Liana and the footmen both stared at her. “Master Olen had me fetch one for studying water runes,” she said sheepishly.
“She’s right,” the housekeeper said, her smile lightening the look of concentration she wore. The footman ran off. “Well, you’re not supposed to be helping, but I can’t say I’m ungrateful that his current apprentice isn’t as snooty as the previous
apprentice but one. Lord of this land or that, that boy was. Ended up joining the Knights of the Book and leaving Olen in the lurch, wretched boy. As if he was worth a damn anywhere but washing retorts and scribing down spells.”
One of the bells on the wall over their heads began to jangle. They both glanced up. “Front door,” Liana observed. She went back to her lists, but the bell overhead went on and on. She smacked her palm down on the tabletop. “Where is that Samek?”
“I’ll go and get the door, Liana,” Tildi offered, jumping down from the pad perched on the bench.
Liana eyed her. “You’re Olen’s apprentice. Properly you should not.” The bell rang again and again. She sighed. “I suppose you had better. I think Samek’s gone off to get drunk, curse him. Crowds worry him. He prefers it when it’s just the usual household ménage, but that’s not his choice, is it? Go. Thank you.”
Loud hammering from without alarmed Tildi as she flew toward the tall entry doors. Whoever sought entry was trying to hammer his way through the wood. She could almost see the timbers of the frame thicken as Silvertree protected itself from damage.
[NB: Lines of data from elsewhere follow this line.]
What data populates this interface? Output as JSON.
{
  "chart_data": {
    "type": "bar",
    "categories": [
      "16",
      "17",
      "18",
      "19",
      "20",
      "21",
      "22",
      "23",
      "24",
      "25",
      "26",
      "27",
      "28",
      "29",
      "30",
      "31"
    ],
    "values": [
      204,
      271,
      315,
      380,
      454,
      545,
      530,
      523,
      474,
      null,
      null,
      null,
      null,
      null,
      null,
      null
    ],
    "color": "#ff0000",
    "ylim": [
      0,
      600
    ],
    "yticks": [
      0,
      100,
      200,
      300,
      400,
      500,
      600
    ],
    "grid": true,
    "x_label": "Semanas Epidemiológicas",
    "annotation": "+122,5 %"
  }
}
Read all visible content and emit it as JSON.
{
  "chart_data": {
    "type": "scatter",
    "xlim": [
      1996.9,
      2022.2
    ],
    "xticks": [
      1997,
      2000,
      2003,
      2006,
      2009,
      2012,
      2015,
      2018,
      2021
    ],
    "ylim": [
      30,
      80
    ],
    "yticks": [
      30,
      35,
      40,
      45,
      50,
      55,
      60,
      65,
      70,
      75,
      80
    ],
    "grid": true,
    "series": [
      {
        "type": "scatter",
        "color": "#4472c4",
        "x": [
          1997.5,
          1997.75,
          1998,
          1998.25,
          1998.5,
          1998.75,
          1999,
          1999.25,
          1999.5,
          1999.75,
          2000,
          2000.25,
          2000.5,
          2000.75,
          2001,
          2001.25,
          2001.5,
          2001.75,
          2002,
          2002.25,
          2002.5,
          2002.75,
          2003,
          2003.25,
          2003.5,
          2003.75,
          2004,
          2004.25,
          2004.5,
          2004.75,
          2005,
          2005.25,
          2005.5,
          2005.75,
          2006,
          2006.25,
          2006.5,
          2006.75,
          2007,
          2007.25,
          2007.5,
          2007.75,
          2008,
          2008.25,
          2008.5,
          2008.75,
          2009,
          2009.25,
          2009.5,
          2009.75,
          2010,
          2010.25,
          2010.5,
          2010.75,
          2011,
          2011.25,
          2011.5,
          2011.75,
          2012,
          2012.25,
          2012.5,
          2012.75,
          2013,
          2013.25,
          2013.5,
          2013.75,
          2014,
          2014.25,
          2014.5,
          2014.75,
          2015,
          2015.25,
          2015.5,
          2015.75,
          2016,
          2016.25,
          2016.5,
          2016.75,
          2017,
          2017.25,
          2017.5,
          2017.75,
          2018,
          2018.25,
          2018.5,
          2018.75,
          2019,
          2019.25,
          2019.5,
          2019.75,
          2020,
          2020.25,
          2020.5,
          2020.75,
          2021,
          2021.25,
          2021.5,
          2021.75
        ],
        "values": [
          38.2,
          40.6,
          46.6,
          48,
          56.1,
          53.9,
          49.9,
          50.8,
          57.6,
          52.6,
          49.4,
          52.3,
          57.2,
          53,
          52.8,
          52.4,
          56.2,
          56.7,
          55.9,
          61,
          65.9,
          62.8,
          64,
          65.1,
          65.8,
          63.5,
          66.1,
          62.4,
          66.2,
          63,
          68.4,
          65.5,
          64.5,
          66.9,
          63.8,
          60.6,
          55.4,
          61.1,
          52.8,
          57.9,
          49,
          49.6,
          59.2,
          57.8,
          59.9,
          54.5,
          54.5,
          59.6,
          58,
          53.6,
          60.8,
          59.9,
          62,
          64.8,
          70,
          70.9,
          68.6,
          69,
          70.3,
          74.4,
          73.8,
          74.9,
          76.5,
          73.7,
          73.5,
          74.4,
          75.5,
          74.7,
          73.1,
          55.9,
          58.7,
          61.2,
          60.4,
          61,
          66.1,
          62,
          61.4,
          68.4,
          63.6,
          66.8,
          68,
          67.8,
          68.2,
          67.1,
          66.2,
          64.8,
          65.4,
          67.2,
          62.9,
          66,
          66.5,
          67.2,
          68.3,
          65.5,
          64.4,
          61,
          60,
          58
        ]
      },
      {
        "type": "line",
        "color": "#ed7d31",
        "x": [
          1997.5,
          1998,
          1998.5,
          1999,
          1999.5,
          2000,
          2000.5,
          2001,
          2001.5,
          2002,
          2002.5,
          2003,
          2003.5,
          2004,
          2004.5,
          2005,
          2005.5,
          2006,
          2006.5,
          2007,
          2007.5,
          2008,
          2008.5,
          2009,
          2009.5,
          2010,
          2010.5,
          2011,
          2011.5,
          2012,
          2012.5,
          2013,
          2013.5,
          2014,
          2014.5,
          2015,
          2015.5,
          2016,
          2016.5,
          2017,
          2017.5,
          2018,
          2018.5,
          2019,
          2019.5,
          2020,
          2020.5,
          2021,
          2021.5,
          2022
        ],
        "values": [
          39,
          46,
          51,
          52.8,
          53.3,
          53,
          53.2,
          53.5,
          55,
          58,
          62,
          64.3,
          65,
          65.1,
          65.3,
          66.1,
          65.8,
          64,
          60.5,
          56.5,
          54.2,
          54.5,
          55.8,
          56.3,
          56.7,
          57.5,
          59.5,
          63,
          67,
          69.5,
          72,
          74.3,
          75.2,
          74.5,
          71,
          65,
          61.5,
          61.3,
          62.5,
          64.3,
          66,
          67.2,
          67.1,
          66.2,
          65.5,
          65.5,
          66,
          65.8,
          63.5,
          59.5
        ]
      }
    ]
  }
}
Tildi reached for the round door handle, but whomever was on the other side had decided to resort to magic. Tildi jumped back just in time to avoid having the doors fly open in her face.
A woman peered down at Tildi. Her long white hair was braided and tied with glinting ruby and emerald pins. Her skin was a warm golden hue, set off by the pale green of her fine gown. Over that floated a white silk cloak tied at the neck with a ribbon. At first Tildi thought she was an elf like Irithe, but her ears were of the human shape.
“Hello, child,” the human said kindly. Her large black eyes, as timeless as Irithe’s with only the faintest hint of a wrinkle at the outer corners, widened a trifle. “Ah, but I see you are not a child. Are you new here?”